Search code examples
gitgitattributescore.autocrlf

How can a file be committed with CRLF on git?


I have a repository containing 5 files that have been committed with CRLF. I don't know how this happened, but on a clean checkout if I use this command it prints 5 files (out of hundreds):

git grep -I --files-with-matches --perl-regexp '\r' HEAD

Does anyone know how can I reproduce this issue? In other words what is a set of git settings that can lead to this situation?


Solution

  • Internally, Git just stores raw data. If you run git hash-object -w you can push any blob data you like into the repository (though you would then need to attach a tag, or add the blob to the index to get it stored into a new commit).

    As I noted in my answer to What does "check out code" mean in git documentation for line endings?, Git will apply CRLF-to-LF-only line-endings translation on any file on which such translations are enabled, at the time you run git add on that file. The result is that the version of the file in the index (or more precisely, the blob hash in the index, representing the in-repo blob object) has LF-only line endings.

    If you run git add on that file with:

    • translations disabled globally, or
    • translations disabled on that particular path name

    then Git won't do those translations, and the index version of the file will have any '\r' characters it had in the work-tree version.

    The settings in .gitattributes and/or core.autocrlf control whether translations are enabled, and if so, which translations to perform. Due to historical settings (from back when Git did nothing at all, to the early stages of adding Windows support, through various intermediate versions of Git, to the current rather complicated .gitattributes method) the rules for all of this are quite complicated.

    In other words what is a set of git settings that can lead to this situation?

    There are many different ways to do it, but the one that's the simplest by far is to write a .gitattributes file with just:

    * -text
    

    or to set core.autocrlf to false (but note that .gitattributes overrides core.autocrlf, in general). Now Git will treat all files as binary, doing no "cleaning" during git add and no "smudging" during git checkout. The work-tree contents will now match the index contents byte-for-byte, except for any changes you make yourself, or make by running programs, to work-tree files.
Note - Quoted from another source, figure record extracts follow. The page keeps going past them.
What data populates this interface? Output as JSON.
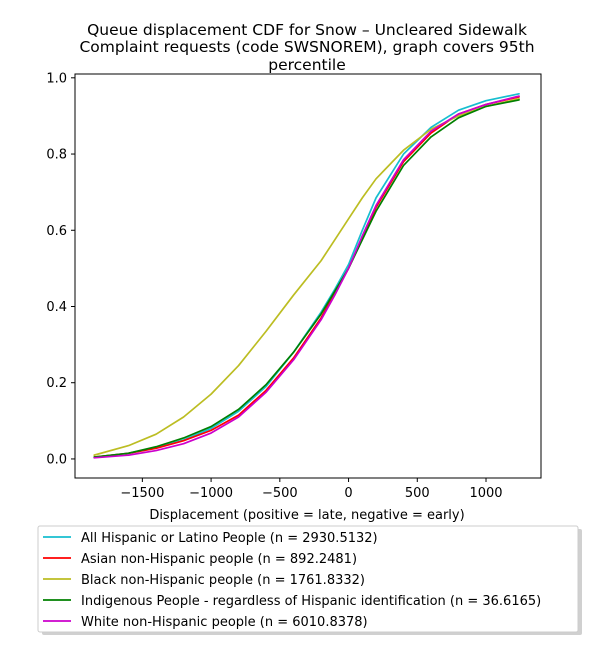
{
  "chart_data": {
    "type": "line",
    "title_lines": [
      "Queue displacement CDF for Snow – Uncleared Sidewalk",
      "Complaint  requests (code SWSNOREM), graph covers 95th",
      "percentile"
    ],
    "xlabel": "Displacement (positive = late, negative = early)",
    "ylabel": "",
    "xlim": [
      -1990,
      1400
    ],
    "ylim": [
      -0.05,
      1.01
    ],
    "xticks": [
      -1500,
      -1000,
      -500,
      0,
      500,
      1000
    ],
    "xtick_labels": [
      "−1500",
      "−1000",
      "−500",
      "0",
      "500",
      "1000"
    ],
    "yticks": [
      0.0,
      0.2,
      0.4,
      0.6,
      0.8,
      1.0
    ],
    "ytick_labels": [
      "0.0",
      "0.2",
      "0.4",
      "0.6",
      "0.8",
      "1.0"
    ],
    "grid": false,
    "legend_position": "below",
    "x": [
      -1850,
      -1600,
      -1400,
      -1200,
      -1000,
      -800,
      -600,
      -400,
      -200,
      -100,
      0,
      100,
      200,
      400,
      600,
      800,
      1000,
      1240
    ],
    "series": [
      {
        "name": "All Hispanic or Latino People (n = 2930.5132)",
        "color": "#17becf",
        "values": [
          0.005,
          0.015,
          0.03,
          0.05,
          0.08,
          0.125,
          0.19,
          0.28,
          0.385,
          0.445,
          0.51,
          0.6,
          0.685,
          0.8,
          0.87,
          0.915,
          0.94,
          0.958
        ]
      },
      {
        "name": "Asian non-Hispanic people (n = 892.2481)",
        "color": "#ff0000",
        "values": [
          0.005,
          0.015,
          0.028,
          0.048,
          0.075,
          0.115,
          0.18,
          0.265,
          0.37,
          0.435,
          0.5,
          0.58,
          0.66,
          0.78,
          0.855,
          0.905,
          0.93,
          0.95
        ]
      },
      {
        "name": "Black non-Hispanic people (n = 1761.8332)",
        "color": "#bcbd22",
        "values": [
          0.01,
          0.035,
          0.065,
          0.11,
          0.17,
          0.245,
          0.335,
          0.43,
          0.52,
          0.575,
          0.63,
          0.685,
          0.735,
          0.81,
          0.865,
          0.9,
          0.925,
          0.945
        ]
      },
      {
        "name": "Indigenous People - regardless of Hispanic identification (n = 36.6165)",
        "color": "#008000",
        "values": [
          0.005,
          0.015,
          0.032,
          0.055,
          0.085,
          0.13,
          0.195,
          0.28,
          0.38,
          0.44,
          0.5,
          0.575,
          0.65,
          0.77,
          0.845,
          0.895,
          0.925,
          0.942
        ]
      },
      {
        "name": "White non-Hispanic people (n = 6010.8378)",
        "color": "#cc00cc",
        "values": [
          0.003,
          0.01,
          0.022,
          0.04,
          0.068,
          0.11,
          0.175,
          0.26,
          0.365,
          0.43,
          0.5,
          0.585,
          0.665,
          0.785,
          0.86,
          0.905,
          0.93,
          0.952
        ]
      }
    ]
  }
}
You can then git add those new files to the index and it will copy them in, byte-for-byte; and each new git commit you make will use what's in the index.

    Once you have stored, as permanent and unchangeable commits, the particular versions of particular files you care about, you can modify .gitattributes to contain any other settings you would like to test, and run git checkout <commit> -- <path> to make Git copy the file from a commit, to the index, through the smudging filters, and into the work-tree. You can modify any work-tree file any way you like, then run git add <path> to run the file through the cleaning filters to copy it into the index. These filters will be controlled by whatever you have in .gitattributes at the time you run the commands, so you can experiment with different attributes without having to make new commits.